Last week Union Finance Minister Nirmala Sitharaman told the Rajya Sabha that scheduled commercial banks had written off Rs 10 trillion of bad loans in five years and that only 13 per cent of the write-off had been recovered. Separately, the cumulative recovery of bad loans through the Insolvency and Bankruptcy Code (IBC) until September (since the IBC came into existence in 2016) has been just 30.8 per cent. To those who have read my previous 10 articles on the origin of bad loans and the IBC’s role in recovery, this would not come as a surprise. While these two issues (bad loans in banks and the IBC recovery process) seem independent, they are interconnected because the first determines the outcome of the second. Let me lay out the picture again. The bulk of the bad loans originates in public-sector banks (PSBs). Many loans are designed to go bad. From the sanction stage, there is corruption. Once the case is referred to the IBC, there is no asset left to recover. I have explained this repeatedly since 2014 in the context of reforms of PSBs and what the IBC can actually deliver. The data has now proved this view.

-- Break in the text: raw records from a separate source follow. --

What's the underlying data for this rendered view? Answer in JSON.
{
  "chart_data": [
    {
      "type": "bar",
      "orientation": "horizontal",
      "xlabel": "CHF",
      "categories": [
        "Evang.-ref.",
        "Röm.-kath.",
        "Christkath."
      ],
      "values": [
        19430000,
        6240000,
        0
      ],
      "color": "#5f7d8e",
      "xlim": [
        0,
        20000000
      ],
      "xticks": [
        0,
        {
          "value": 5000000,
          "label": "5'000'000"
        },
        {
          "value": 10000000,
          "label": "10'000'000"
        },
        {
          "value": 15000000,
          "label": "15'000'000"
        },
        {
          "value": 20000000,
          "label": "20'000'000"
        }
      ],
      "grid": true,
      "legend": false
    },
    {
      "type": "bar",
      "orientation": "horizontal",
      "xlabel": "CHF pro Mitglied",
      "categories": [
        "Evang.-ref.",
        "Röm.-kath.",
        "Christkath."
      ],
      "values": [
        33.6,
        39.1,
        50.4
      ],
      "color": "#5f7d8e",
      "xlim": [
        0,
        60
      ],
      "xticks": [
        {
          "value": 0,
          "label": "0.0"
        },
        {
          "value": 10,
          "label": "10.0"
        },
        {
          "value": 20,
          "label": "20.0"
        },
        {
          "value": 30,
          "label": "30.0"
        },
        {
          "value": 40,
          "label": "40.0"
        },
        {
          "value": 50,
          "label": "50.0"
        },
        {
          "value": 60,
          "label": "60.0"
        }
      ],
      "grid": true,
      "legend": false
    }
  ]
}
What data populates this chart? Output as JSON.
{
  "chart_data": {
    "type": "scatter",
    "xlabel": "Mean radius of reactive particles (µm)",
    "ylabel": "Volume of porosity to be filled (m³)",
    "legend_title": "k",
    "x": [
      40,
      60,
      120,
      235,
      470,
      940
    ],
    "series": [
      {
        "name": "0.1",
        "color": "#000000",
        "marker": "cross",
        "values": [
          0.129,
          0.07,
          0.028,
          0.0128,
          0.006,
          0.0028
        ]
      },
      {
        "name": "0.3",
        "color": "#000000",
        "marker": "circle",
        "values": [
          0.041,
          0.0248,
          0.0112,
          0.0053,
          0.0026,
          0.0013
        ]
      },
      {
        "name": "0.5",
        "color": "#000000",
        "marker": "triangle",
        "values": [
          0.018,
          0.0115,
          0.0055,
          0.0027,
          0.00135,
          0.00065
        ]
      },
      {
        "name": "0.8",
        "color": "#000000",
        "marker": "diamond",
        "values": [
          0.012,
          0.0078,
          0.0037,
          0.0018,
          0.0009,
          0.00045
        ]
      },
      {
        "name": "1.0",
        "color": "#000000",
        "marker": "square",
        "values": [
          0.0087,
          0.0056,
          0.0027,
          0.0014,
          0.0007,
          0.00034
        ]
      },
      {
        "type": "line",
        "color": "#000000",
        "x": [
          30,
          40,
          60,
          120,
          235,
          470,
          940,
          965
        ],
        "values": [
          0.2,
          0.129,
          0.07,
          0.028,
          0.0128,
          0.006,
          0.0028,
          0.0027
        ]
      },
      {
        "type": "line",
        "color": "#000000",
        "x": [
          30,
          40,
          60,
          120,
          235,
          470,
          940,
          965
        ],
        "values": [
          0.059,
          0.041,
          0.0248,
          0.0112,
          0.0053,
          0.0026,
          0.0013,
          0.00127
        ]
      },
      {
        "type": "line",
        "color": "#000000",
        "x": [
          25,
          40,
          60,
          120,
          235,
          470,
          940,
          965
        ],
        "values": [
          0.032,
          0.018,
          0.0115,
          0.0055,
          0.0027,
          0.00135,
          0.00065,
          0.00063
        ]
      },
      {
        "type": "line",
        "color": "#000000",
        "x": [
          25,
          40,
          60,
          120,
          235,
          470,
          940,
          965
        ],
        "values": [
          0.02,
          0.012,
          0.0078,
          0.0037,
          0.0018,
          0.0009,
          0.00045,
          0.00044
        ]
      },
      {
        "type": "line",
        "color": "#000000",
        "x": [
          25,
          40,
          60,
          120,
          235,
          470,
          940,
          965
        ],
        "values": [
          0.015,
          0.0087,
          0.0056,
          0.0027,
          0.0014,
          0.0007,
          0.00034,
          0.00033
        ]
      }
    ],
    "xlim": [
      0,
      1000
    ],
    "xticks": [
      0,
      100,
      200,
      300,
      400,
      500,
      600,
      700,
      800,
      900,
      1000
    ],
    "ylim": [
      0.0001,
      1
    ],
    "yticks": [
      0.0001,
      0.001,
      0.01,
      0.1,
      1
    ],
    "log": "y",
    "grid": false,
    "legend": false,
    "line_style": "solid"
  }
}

Corruption and bad loans: What is surprising is that all those who are engaged in handling, commenting on, and resolving the monumental bad-loan crisis never saw or acknowledged that the single-biggest reason for bad loans is right in front of them, hidden in plain sight: Corruption in sanctioning loans. And hence, nothing has ever been done to make bank officers accountable. On the contrary, officials of the Reserve Bank of India (RBI), Ministry of Finance, and bank officials have all blamed the problem of bad loans on two external factors: Genuine business failures and poor bankruptcy laws. While all the time, it is the bankers themselves who are responsible for ensuring that public money enriched the so-called bankrupt promoters.
Raghuram Rajan, former RBI governor, while speaking in mid-2016 about PSBs, blamed bad loans on groupthink and the herd instinct of bankers, who were apparently chasing businessmen during the 2006-08 boom with their chequebooks. With one anecdote, Dr Rajan extrapolated “a number of these loans” across trillions of rupees of bad assets of PSBs and absolved the government and bankers of the real reason for bad loans: Collusion between bankers and businessmen. PSB employees are government officials who have no incentive to lend. Behaviourally they are the best-placed to turn down dubious proposals. What incentives drove these officers to chase promoters waving chequebooks, as Dr Rajan so colourfully described? The answer is obvious. They had their own incentives. When PSBs were not lending during the slowdown after 2010, Dr Rajan even went on to publicly defend them, saying that bankers were scared of vigilance inquiry and hence unable to take decisions. As I pointed out then, he ignored the fact that very few bank officials had paid a price when banks were found to be horribly short of collateral — a cardinal sin in banking — which happens routinely in PSBs. This is especially so since PSBs always lend against assets and not against cash flows.
Poor recovery and bankruptcy laws: Most people have forgotten today but a few years ago the convenient excuse of bankers for poor recovery was bankruptcy laws. The former chairperson of State Bank of India, Arundhati Bhattacharya, once said “we need a shake-up in the regulatory system and tougher rules for defaulters, as well as a proper bankruptcy law to help get orderly resolution of (bad) assets”. Well, the fact is over three decades, policymakers have initiated half a dozen measures to deal with bad loans, each one tougher than the previous one. Also, any bankruptcy law comes into play after a loan has gone bad, not before. If loans are wilfully designed to go bad because rogue bankers have a personal incentive, what will bankruptcy laws do?
Indeed, the IBC has only proven how wide and deep corrupt banking practices in PSBs were. Anyone with some idea about lending knows that if you want a genuine loan, bankers would impose onerous conditions, including arm-twisting you to buy unnecessary insurance. You cannot get a loan without personal guarantees and also in some cases third-party guarantors. There is no reason why banks should be short of enforceable collateral at all. And yet, in Alok Industries, Bhushan Steel, Bhushan Power, Monnet Ispat, Videocon, Essar group, Shiva Industries, and countless other cases, banks had to write off almost everything. No banker has been asked what happed to the collateral. Clearly, the bad loans were not a result of poor commercial decisions, as Dr Rajan and others had argued in defence of the banks. They were designed to fail and loot the PSBs. And that is why banks have recovered only 13 per cent of the loan written off and only 30 per cent at the IBC level.
Will any of this change? Under this government, I hardly notice any indiscriminate /political lending, barring one exception. Hence PSBs will probably report much lower bad loans. But unless PSBs are privatised, there will always be the danger of a new round of bad loans, especially under a different political regime. On the other hand, as suspected, the IBC process has quickly turned into a morass of shady practices, endless amendments, circulars, ad hoc changes, and retrograde judgements. The bankruptcy process needs to be driven by a market-clearing system, as I have argued many times. But that needs a philosophical shift in thinking, which is asking too much.